Frontières
Au moment ou juillet bascule en août,une vie, très chère, menacée, me confronte brutalement à l'inéluctabilité de certaines échéances ; le truisme éculé vous mue, à grand fracas intérieur, en boule d'angoisse et de peur.
Nous restons toujours un enfant face à la peur des adieux.
Une existence décline et, du côté opposé, du haut de ses six mois, Angel le bien nommé, lance un sourire de soleil levant à cette nouvelle vie qui s'ouvre.

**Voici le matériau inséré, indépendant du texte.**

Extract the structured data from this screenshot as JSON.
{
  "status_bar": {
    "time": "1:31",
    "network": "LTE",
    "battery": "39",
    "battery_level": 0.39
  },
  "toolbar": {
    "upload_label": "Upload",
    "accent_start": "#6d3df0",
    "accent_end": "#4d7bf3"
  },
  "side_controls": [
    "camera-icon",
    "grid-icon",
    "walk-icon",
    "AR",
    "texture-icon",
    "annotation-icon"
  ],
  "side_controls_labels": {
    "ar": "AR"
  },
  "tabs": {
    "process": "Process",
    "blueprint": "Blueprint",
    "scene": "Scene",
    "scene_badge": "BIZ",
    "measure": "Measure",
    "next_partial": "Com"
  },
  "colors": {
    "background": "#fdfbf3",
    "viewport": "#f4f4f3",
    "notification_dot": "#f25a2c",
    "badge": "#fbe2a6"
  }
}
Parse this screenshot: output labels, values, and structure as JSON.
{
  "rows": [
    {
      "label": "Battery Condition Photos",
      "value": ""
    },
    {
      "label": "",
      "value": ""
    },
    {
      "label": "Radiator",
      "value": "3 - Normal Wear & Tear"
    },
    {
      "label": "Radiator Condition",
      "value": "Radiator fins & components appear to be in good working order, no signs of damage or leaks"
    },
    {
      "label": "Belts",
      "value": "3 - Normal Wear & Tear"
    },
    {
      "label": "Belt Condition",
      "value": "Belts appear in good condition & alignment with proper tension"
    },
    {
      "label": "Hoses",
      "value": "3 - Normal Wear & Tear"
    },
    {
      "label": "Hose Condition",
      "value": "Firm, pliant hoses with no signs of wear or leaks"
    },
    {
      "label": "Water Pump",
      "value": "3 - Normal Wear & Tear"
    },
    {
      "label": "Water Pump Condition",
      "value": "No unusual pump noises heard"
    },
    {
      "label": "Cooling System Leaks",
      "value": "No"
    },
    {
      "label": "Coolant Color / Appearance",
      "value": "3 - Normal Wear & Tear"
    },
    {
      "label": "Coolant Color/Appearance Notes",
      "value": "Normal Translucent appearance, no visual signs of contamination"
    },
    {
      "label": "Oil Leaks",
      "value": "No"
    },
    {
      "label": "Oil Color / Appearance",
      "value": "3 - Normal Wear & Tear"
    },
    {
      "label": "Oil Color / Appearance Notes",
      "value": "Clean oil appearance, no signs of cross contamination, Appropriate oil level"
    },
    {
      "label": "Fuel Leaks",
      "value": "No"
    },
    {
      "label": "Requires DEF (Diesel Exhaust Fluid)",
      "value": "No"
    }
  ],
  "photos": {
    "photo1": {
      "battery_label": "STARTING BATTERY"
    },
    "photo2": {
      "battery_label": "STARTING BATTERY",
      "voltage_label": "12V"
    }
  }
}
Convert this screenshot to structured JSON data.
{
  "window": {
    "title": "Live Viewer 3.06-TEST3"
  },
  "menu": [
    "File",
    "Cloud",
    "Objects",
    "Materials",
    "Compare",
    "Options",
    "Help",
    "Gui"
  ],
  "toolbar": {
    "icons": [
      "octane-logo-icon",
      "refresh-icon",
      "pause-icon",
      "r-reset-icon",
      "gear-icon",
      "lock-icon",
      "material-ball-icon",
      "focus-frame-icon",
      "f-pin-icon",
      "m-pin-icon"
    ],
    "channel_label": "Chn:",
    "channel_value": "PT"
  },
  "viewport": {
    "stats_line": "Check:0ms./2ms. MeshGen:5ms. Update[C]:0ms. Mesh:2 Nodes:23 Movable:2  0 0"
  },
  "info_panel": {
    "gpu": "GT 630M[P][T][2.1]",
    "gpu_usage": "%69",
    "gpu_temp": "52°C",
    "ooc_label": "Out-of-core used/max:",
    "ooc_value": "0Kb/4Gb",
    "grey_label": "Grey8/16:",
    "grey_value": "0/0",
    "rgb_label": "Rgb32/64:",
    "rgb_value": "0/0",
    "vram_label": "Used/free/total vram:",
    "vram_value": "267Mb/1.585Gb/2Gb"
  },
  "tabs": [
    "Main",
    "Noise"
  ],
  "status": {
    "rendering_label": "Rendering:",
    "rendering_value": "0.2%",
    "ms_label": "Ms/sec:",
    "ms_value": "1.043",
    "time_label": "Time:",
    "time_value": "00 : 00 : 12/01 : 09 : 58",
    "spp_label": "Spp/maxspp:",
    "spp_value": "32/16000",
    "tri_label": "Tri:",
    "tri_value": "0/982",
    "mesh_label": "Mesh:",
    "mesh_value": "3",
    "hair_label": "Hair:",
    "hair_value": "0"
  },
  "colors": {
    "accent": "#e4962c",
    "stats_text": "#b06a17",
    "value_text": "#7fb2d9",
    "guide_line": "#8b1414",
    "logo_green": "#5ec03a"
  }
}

Juste en cette période anniversaire, je retrouve une photographie du jour de mes vingt ans ; c'était à San Francisco dans un milieu d'affaires qui ignorait tout des mouvements "contestataires" en marche, il faut dire que depuis l'inénarrable Reagan, les rêves libertaires d'alors sont passés à la trappe...
Ma soeur et moi qui faisions piètre figure venant d'un pays où "l'on ne s'habille plus" fûmes déguisés manu militari par ma tante de là-bas en véritables icônes kitsch de la saga "Dallas". Marie-Emilie, choucroûtée, laquée, make-upée, gantée et bijoutée vit ses dix-huit ans défraîchis en un tournemain. De l'art de transformer une jeune fille en future dadame.
La mode masculine était tout de même plus supportable... cependant, quelques décennies plus tard, l'insolence de ma belle jeunesse me rend soudain mon miroir insupportable.
Je n'ai plus vraiment la même gueule d'ange mais j'ai toujours conservé l'ineffable gilet de satin blanc broché d'argent.
Entre ciel et terre, entre eaux et rivages, Bordeaux et sa région semblent, en cet été entre soleils et pluies, vouloir brouiller les lignes de démarquation entre les éléments.
Les chevaux amphibies de la fontaine des Quinconces agitent frénétiquement l'air de leurs antérieurs palmés, leurs crinières d'algues serpentent telles des oriflammes, leurs naseaux furieux crachent l'élément liquide en jets de brume rageurs, mais leur protome se prolonge en queux marines de tritons monstrueux qui ne quitteront jamais l'onde.
Altière et embrumée de paillettes mouvantes, la République érige son sceptre vers les nuages que ses montures n'atteindront jamais malgré leurs élans désespérés.
A Pauillac, sur le port, une embarcation, curieusement, s'élève au dessus du sol et se découpe sur les nuées. Les étais ne semblent plus la caler mais, plutôt, retenir son envol
Avant d'atteindre lés gorges de Kakouetta (oui, je sais, le nom ne fait pas sérieux, mais je n'y suis pour rien) l'église de Sainte Engrâce recèle bien des trésors qui feront peut être un jour l'objet d'un billet sur ce blog, mais, en l'occurence l'huis qui en permet l'accès, entre la splendeur de la montagne et les pénombres du Saint Mystère marque la limite entre le profane et le sacré. Un autre église près de Tardets offre la tribune d'où les hommes suivent la messe alors que les femmes restent traditionnellement au rez-de-chaussée ; les sexes en Pays Basque, comme dans les vieilles mythologies, sont séparés devant le Divin, l'homme élément solaire, la femme participant de l'univers chtonien.
.
.
.
.
.
.
.
.
.
Le col de Larrau, qu'il faut franchir pour atteindre Pamplona, matérialise la frontière entre la France et l'Espagne, ses hauts alpages sont peuplés de moutons, chevaux et vaches qui semblent vivre en toute liberté sur cette somptueuse toile de fond des montagnes pyrénéennes.
Je m'attarde plus volontiers sur les bovins, animaux qui m'ont toujours fasciné par leur corpulence et leur puissance en totale opposition avec la douceur profonde de leurs yeux si tendres.
.
.
.
.
.
.
.
Les poncifs attachés à cet intéressant animal sont bien plus stupides que le caractère qu'on leur prête.
Je me demande quelle est la vue que les vaches ont de ce monde, est'elle frontale ou doublement latérale ? Comment nous voient'elles, placides et philosophes, alors qu'elles pourraient sans effort aucun nous anéantir ?
Leurs globes oculaires sont insondables et semblent scruter aussi bien l'intérieur que l'extérieur, ont elles prescience dans leur grande sagesse de l'horreur du couloir de la mort qui concluera leur itinéraire terrestre si lumineux et pur ?
En tout cas l'irrespect absolu, l'insulte de l'homme agraphée à leur oreille nous indique qu'elles ne sont qu'un numéro identifiant d'une marchandise promise aux enfers bouillonants de nos cuisines.